In order to see the LHS property, we need to set the bounds.

```
bounds = distribution.getRange()
```

```
fig = otv.PlotDesign(sample, bounds)
fig.set_size_inches(10, 10)
```

We see that each column or row exactly contains one single point. This shows that a LHS design of experiments has good 1D projection properties, and, hence, is a good candidate for a space filling design.

## Optimized LHS¶

```
distribution = ot.JointDistribution([ot.Uniform()] * 3)
samplesize = 10
```

```
bounds = distribution.getRange()
```

```
lhs = ot.LHSExperiment(distribution, samplesize)
lhs.setAlwaysShuffle(True) # randomized
space_filling = ot.SpaceFillingC2()
temperatureProfile = ot.GeometricProfile(10.0, 0.95, 1000)
algo = ot.SimulatedAnnealingLHS(lhs, space_filling, temperatureProfile)
# optimal design
sample = algo.generate()
```

```
fig = otv.PlotDesign(sample, bounds)
fig.set_size_inches(10, 10)
```

We see that this LHS is optimized in the sense that it fills the space more evenly than a non-optimized does in general.

## Sobol’ low discrepancy sequence¶

```
dim = 2
distribution = ot.JointDistribution([ot.Uniform()] * dim)
bounds = distribution.getRange()
```

```
sequence = ot.SobolSequence(dim)
```

```
samplesize = 2**5 # Sobol' sequences are in base 2
experiment = ot.LowDiscrepancyExperiment(sequence, distribution, samplesize, False)
sample = experiment.generate()
```

```
samplesize
```

```
32
```

```
subdivisions = [2**2, 2**1]
fig = otv.PlotDesign(sample, bounds, subdivisions)
fig.set_size_inches(6, 6)
```

We have elementary intervals in 2 dimensions, each having a volume equal to 1/8. Since there are 32 points, the Sobol’ sequence is so that each elementary interval contains exactly 32/8 = 4 points. Notice that each elementary interval is closed on the left (or bottom) and open on the right (or top).

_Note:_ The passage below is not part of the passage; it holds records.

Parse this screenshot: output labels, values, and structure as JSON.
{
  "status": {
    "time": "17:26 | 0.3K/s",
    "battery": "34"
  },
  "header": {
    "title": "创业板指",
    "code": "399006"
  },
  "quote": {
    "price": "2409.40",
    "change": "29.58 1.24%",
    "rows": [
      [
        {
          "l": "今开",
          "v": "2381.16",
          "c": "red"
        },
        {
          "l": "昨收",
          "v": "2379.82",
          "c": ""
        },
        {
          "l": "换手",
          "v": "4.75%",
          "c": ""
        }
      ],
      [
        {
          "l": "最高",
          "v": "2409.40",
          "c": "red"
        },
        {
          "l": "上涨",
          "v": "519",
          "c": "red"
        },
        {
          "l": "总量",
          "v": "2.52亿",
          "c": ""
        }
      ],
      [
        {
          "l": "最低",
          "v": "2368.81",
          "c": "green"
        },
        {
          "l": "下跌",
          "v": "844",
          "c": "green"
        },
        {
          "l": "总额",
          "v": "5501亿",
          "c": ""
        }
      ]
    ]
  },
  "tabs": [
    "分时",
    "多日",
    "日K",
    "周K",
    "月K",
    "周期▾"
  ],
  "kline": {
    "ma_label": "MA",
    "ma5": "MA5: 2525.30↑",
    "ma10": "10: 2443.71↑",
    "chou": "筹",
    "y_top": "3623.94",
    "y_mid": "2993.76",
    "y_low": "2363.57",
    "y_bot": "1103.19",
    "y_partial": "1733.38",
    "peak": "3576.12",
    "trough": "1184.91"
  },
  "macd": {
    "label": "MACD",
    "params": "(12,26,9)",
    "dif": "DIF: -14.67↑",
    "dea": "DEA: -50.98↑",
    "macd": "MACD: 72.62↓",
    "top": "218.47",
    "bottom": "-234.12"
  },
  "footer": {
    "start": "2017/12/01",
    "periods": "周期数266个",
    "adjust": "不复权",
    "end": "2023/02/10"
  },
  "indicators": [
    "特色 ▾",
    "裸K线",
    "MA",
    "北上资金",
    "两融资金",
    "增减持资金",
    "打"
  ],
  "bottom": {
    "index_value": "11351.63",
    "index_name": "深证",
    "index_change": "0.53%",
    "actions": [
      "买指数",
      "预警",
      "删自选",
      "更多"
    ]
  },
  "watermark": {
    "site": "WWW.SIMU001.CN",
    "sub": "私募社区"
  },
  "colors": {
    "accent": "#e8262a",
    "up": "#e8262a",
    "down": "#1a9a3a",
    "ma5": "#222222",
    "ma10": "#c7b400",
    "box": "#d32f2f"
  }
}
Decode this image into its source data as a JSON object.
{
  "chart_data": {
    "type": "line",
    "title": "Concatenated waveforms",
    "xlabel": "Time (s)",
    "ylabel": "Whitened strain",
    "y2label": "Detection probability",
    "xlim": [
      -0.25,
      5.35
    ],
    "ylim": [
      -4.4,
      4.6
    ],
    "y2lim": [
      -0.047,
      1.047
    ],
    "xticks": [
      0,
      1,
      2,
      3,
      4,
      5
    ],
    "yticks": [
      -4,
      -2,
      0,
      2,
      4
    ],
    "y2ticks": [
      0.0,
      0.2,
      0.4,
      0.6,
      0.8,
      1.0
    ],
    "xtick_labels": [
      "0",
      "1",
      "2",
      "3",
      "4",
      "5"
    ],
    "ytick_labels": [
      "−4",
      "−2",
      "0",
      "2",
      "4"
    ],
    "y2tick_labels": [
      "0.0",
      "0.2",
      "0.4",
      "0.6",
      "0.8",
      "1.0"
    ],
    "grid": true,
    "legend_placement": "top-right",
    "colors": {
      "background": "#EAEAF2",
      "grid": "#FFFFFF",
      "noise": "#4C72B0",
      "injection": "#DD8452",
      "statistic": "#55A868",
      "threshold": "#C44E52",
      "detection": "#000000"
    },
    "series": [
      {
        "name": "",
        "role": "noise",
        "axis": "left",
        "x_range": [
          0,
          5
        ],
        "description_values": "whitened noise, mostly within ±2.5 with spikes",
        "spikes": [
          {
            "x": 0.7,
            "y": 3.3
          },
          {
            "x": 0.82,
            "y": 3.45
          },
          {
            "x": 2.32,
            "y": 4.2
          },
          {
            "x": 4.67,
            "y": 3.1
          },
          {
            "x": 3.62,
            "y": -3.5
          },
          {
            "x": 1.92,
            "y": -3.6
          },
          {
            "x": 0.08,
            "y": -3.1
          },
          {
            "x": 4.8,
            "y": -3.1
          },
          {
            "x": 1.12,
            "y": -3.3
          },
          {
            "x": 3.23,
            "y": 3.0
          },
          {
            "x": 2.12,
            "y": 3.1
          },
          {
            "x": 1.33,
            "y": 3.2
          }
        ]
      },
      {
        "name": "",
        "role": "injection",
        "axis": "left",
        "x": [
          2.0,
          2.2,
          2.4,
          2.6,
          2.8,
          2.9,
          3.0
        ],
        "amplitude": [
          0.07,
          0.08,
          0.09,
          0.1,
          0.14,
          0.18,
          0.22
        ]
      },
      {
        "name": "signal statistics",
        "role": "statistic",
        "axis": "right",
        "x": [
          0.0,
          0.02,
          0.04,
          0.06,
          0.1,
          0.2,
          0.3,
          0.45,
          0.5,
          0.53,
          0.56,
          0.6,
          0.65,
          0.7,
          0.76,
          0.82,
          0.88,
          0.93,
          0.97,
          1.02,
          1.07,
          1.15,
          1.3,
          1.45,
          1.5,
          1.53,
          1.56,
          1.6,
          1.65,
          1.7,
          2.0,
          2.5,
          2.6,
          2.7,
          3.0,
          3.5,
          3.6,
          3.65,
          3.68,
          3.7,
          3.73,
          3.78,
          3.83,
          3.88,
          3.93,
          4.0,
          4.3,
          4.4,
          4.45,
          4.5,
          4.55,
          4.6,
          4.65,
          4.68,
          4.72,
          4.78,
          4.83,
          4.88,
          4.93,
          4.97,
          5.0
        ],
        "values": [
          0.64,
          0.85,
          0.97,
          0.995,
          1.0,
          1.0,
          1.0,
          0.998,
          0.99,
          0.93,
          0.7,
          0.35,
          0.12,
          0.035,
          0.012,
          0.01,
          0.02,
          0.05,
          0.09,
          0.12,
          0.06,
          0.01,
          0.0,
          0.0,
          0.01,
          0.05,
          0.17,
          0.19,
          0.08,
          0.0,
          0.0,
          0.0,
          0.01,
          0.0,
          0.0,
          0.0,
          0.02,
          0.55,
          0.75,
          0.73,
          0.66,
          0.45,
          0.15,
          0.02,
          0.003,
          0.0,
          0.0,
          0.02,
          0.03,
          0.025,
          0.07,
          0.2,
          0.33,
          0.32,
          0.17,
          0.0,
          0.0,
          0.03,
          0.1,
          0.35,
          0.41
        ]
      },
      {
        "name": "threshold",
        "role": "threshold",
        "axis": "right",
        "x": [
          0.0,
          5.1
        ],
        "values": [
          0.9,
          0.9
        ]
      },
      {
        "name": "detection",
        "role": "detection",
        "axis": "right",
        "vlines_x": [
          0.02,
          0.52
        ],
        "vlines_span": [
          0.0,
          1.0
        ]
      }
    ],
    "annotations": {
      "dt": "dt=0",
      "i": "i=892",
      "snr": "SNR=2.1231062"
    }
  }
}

## Halton low discrepancy sequence¶

```
dim = 2
distribution = ot.JointDistribution([ot.Uniform()] * dim)
bounds = distribution.getRange()
```

```
sequence = ot.HaltonSequence(dim)
```

Halton sequence uses prime numbers 2 and 3 in two dimensions.

```
samplesize = 2**2 * 3**2
experiment = ot.LowDiscrepancyExperiment(sequence, distribution, samplesize, False)
sample = experiment.generate()
```

```
samplesize
```

```
36
```

```
subdivisions = [2**2, 3]
fig = otv.PlotDesign(sample, bounds, subdivisions)
fig.set_size_inches(6, 6)
```

We have elementary intervals in 2 dimensions, each having a volume equal to 1/12. Since there are 36 points, the Halton sequence is so that each elementary interval contains exactly 36/12 = 3 points. Notice that each elementary interval is closed on the left (or bottom) and open on the right (or top).